BioMarin’s haemophilia A gene therapy gets US approval


The FDA has approved BioMarin Pharma’s Roctavian as the first gene therapy for haemophilia A, giving patients an alternative to regular injections of blood clotting factors or antibody therapies for the first time.

The US decision comes almost a year after Roctavian (valoctocogene roxaparvovec) was cleared in Europe, and after BioMarin’s first attempt to file for approval of the therapy in 2020 was turned down by the FDA, with a request for more data.

The approved indication in the US is the treatment of adults with severe haemophilia A without pre-existing antibodies to the AAV subtype 5 viral vector used to deliver the gene therapy, detected by an FDA-approved test.

BioMarin has priced the one-off therapy at $2.9 million, higher than the €1.5 million ($1.6 million) net price it has set in the EU, after any discounts that it may offer or outcomes-based agreements, but lower than the $3.5m price tag for CSL’s recently-approved haemophilia B therapy Hemgenix (etranacogene dezaparvovec).

However, a recent assessment by the Institute for Clinical and Economic Review (ICER) suggested that Roctavian would only be cost-effective in the US if its price was $1.9 million or lower.

The company has said the price reflects the annual cost of current therapies for haemophilia A, either factor VIII replacement therapies or antibody therapies like Roche's big-selling antibody Hemlibra (emicizumab), which both require regular injections and can cost hundreds of thousands of dollars per year.

It has also promised to provide a warranty scheme for healthcare payers, with reimbursement of the cost of the therapy up to the full amount paid if a patient stops responding to Roctavian within four years of the treatment.

At the moment, the durability of its effect isn’t known, with patients treated in studies followed up between 66 weeks and around five years, and the FDA statement on the approval acknowledges that responses “may decrease over time.”

A recent update from the main GENEr8-1 study of Roctavian found that at three years the average annualised bleed rate was reduced by 80% from baseline, while factor VIII usage fell 94%. BioMarin has said it will continue to follow patients for 15 years.

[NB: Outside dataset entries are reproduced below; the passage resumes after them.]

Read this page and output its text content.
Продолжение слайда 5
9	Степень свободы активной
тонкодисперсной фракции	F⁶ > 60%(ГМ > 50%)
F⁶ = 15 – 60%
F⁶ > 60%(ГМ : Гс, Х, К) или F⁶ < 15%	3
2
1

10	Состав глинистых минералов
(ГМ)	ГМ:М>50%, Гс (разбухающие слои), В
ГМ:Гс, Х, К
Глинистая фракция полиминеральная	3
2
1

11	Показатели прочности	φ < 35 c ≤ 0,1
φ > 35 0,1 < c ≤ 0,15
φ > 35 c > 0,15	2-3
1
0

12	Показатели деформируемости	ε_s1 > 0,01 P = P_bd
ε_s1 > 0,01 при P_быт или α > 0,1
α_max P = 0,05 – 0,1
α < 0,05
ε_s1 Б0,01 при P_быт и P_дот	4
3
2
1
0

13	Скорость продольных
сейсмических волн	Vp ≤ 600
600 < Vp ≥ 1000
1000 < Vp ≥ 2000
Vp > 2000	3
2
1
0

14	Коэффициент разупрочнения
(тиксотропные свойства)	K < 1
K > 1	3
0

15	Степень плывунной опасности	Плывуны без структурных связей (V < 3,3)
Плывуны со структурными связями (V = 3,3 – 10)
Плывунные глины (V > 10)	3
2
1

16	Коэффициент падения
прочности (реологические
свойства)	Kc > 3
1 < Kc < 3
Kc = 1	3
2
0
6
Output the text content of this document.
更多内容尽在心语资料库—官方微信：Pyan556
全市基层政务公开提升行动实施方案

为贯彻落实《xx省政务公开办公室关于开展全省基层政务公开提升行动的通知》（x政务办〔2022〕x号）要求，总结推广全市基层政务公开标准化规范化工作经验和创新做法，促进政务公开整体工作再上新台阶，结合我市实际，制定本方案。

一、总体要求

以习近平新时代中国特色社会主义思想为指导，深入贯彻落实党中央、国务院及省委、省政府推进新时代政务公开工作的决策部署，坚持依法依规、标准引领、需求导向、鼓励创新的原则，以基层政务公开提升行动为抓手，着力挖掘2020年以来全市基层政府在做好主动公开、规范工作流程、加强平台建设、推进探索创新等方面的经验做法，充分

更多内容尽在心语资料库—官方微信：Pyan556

The FDA’s assessment of annualised bleeds is different, with its analysis pointing to a 52% reduction from 5.4 to 2.6 per year, which corrects for concomitant factor VIII prophylaxis. It agrees with the cut in clotting factor replacement use, however, which is the biggest driver of healthcare costs in haemophilia A.

With approval in place, attention will now switch to the take-up of the gene therapy and that isn’t expected to be rapid, given that multiple treatment options are already available to patients.

Rollout in Europe is always sluggish, due to the need to negotiate pricing with national authorities, and it was several months before BioMarin secured its first deal – in Germany – with an insurer in the EU. So far, it still hasn’t been launched in any European market.

In April, the company pegged back its forecasts for sales of the gene therapy to between $50 million and $150 million from an earlier estimate of $100 million to $200 million.

BioMarin estimates that about 6,500 adults have severe haemophilia A in the US, of whom around 2,500 could be eligible for Roctavian.